To override Mysql’s guess, you can specify ‘STRAIGHT_JOIN’ after the SELECT statement.  This will cause your tables to be joined in the order you specify. 
The primary table is where Mysql starts getting rows from first.

The ‘WHERE’ clause:

This is the most important part of an sql statement as it filters out rows.
If you don’t use or it is not used correctly, your select will be performing full tables scans.
This is very very bad.

Using a WHERE clause is easy.  You simply specify a column = another_column AND/OR a column = a CONSTANT.

Anytime you filter on a column the column should be indexed.
Also never change the datatype of the column you are filtering on (as in using CAST).  This prevents Mysql from using any associated index.
Mysql can only use an index when the column is used in it’s ‘native’ datatype.

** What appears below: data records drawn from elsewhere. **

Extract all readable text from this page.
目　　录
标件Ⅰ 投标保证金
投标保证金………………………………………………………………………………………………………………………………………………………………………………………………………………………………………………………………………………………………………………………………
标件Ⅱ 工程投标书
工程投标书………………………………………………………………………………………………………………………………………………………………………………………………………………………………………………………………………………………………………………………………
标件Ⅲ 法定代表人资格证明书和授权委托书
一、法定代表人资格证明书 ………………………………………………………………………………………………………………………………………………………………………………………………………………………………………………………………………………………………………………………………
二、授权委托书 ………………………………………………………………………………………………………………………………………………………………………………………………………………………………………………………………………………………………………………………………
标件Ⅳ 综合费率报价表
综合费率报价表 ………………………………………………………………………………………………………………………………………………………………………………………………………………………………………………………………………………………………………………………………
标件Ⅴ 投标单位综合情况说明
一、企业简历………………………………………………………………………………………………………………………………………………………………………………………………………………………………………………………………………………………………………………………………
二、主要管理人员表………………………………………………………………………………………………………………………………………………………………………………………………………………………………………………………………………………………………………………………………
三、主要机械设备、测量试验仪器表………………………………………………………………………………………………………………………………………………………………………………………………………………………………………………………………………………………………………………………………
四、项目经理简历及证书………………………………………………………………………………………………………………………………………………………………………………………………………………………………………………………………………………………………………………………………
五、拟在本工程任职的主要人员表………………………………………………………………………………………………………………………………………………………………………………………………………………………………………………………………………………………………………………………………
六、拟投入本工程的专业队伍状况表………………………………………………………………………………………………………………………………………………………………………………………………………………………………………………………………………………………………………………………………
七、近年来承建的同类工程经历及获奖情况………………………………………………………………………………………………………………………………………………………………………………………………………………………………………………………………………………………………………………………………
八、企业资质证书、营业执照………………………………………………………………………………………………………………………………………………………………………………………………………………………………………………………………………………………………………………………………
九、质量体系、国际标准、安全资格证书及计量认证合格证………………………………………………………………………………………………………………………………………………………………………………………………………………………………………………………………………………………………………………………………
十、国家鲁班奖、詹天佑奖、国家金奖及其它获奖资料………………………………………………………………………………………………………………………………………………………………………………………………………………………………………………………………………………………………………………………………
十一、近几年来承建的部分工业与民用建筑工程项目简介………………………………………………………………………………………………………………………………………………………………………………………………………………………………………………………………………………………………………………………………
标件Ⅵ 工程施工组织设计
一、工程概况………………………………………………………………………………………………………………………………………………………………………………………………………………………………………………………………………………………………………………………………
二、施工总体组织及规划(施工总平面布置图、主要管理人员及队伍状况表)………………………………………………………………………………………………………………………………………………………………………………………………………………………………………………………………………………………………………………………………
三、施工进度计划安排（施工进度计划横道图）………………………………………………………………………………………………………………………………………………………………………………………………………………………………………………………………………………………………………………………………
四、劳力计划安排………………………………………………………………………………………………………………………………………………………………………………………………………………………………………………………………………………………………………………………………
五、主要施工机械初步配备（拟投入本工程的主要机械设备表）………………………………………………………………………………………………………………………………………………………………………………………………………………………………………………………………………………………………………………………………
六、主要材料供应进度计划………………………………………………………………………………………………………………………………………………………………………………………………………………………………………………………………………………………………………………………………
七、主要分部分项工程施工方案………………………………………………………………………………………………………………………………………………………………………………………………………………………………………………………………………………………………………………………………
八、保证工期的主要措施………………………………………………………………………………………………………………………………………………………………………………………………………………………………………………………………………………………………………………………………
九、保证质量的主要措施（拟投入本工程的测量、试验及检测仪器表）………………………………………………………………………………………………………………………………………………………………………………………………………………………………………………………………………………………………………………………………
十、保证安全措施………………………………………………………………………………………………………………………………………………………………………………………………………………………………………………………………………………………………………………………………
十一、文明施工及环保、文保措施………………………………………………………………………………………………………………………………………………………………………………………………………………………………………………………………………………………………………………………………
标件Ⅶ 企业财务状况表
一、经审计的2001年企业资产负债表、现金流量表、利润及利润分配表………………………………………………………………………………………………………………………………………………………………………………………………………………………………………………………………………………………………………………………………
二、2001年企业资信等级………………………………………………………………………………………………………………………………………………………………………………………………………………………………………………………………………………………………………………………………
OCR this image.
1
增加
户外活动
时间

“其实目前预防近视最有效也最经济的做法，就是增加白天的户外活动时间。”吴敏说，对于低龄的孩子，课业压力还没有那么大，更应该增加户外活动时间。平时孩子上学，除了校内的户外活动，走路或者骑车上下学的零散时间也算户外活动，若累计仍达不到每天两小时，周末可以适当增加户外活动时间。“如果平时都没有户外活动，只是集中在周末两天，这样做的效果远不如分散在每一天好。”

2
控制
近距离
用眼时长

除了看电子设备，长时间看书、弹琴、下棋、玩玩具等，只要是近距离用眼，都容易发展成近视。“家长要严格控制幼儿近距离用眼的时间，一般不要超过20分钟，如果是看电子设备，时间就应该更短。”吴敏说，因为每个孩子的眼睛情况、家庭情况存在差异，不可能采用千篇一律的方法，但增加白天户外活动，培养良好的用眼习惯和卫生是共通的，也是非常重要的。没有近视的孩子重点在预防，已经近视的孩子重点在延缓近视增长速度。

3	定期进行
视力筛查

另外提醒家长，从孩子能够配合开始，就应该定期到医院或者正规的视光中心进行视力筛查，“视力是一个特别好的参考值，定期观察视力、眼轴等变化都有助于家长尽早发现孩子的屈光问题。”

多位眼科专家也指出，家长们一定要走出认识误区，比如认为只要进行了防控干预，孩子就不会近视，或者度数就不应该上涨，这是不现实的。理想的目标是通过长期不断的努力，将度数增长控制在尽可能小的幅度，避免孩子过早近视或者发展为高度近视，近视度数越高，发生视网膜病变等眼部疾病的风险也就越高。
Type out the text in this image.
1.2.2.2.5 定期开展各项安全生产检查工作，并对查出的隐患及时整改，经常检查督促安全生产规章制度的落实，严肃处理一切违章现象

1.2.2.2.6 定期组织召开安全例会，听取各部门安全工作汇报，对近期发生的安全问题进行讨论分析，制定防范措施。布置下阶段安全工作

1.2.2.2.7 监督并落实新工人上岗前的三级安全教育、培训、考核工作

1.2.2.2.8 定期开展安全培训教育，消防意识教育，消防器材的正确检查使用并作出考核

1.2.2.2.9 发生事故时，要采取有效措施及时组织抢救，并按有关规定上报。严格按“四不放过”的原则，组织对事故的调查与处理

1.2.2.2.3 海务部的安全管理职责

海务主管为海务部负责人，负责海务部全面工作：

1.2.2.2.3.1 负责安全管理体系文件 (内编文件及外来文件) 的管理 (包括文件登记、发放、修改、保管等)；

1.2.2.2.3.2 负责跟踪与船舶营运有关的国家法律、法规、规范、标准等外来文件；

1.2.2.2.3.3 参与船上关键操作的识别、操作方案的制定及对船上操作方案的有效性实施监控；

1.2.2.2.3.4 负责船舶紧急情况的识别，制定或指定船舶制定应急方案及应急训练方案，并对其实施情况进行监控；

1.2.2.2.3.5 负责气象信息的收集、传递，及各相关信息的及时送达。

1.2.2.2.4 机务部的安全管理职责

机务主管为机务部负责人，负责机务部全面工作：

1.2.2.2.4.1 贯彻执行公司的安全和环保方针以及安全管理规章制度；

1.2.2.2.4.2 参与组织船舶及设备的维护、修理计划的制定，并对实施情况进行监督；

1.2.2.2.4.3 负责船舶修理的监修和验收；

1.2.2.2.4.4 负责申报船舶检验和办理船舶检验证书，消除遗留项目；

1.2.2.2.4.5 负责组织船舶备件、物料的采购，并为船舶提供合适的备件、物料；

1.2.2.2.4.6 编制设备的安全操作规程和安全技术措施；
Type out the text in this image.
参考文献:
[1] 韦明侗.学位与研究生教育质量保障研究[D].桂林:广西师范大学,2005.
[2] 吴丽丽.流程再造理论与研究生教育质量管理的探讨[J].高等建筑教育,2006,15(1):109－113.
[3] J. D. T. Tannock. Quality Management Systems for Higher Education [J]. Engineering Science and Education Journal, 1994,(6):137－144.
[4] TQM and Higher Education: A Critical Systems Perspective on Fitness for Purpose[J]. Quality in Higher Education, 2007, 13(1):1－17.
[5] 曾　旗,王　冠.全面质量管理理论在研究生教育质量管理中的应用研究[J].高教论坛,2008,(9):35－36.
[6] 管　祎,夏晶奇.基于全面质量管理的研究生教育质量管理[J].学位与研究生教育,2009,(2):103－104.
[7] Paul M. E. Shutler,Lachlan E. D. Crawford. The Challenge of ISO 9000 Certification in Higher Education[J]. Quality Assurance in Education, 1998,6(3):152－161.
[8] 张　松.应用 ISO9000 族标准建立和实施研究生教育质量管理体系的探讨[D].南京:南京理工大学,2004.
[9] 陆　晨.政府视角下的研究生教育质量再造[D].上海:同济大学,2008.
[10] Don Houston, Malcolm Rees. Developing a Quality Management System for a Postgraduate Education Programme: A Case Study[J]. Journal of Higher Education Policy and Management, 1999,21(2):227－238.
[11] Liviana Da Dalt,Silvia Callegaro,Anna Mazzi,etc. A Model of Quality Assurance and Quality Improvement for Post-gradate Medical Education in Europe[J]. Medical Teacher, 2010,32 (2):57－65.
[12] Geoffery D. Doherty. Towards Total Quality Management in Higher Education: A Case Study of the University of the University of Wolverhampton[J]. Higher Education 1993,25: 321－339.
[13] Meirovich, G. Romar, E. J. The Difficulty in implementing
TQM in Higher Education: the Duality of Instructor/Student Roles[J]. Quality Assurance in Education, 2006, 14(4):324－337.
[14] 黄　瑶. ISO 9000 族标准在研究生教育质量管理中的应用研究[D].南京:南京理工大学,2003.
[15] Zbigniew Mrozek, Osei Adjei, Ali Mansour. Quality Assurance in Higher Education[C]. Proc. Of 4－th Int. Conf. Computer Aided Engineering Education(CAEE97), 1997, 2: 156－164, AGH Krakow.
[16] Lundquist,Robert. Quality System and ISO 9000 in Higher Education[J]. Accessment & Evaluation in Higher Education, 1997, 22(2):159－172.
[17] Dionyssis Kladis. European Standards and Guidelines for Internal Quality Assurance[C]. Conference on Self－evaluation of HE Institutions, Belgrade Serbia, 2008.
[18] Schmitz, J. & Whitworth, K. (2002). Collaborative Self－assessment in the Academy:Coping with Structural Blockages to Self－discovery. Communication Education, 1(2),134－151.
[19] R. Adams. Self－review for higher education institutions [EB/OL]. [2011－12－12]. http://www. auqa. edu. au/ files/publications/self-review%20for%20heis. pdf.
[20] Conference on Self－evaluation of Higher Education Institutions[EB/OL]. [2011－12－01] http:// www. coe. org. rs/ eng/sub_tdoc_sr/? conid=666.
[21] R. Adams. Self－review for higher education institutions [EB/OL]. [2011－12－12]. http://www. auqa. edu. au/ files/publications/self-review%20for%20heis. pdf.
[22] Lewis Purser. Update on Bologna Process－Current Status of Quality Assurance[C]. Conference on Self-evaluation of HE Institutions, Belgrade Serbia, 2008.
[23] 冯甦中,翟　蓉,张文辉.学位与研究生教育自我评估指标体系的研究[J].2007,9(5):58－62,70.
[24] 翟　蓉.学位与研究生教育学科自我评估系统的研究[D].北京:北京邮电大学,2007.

The datatypes of the column you are filtering on and the constant/column you are comparing to must match.  If you need to change the datatype, change the datatype of the constant/column and not that of the indexed column.

Using an ‘IN’ clause:
Limit the size of the items inside an ‘IN’ clause.  If you have 50 items that’s fine. Don’t have 25 million.
There are better ways to filter.

Subselect in a WHERE clause:

Using a subselect in a WHERE clause is okay if the subselect returns a small result set.
If your subselect returns a very large result set, you may be better off simply joining the tables in the subselect like normal tables.

Get rid of subselects:

Due to the inability of subselects to be indexed you can get rid of them.
What you do is to create a temporary table.  If you specify ‘ENGINE=innodb’, the table will be created as an innodb table and will exist in the innodb buffer pool.  This avoids eating up the servers free RAM (reduces the chances of out of memory situation).  When you create this temporary table, you can create indexes.
Then, in your query you can join this temporary table just like a normal table on the indexed columns.
Maintaining the indexes (upon insert into the table) will cause a minor performance hit but the performance gain from having the indexes will more than offset that.


The ‘Takeaway’:

The takeaway from this document is that INDEXES are one of the best performance boosters.  Create them and use them.

You can not use any function (such as UPPER(), LOWER(), user_defined_function(), …..) on the indexed column or Mysql will not be able to use it.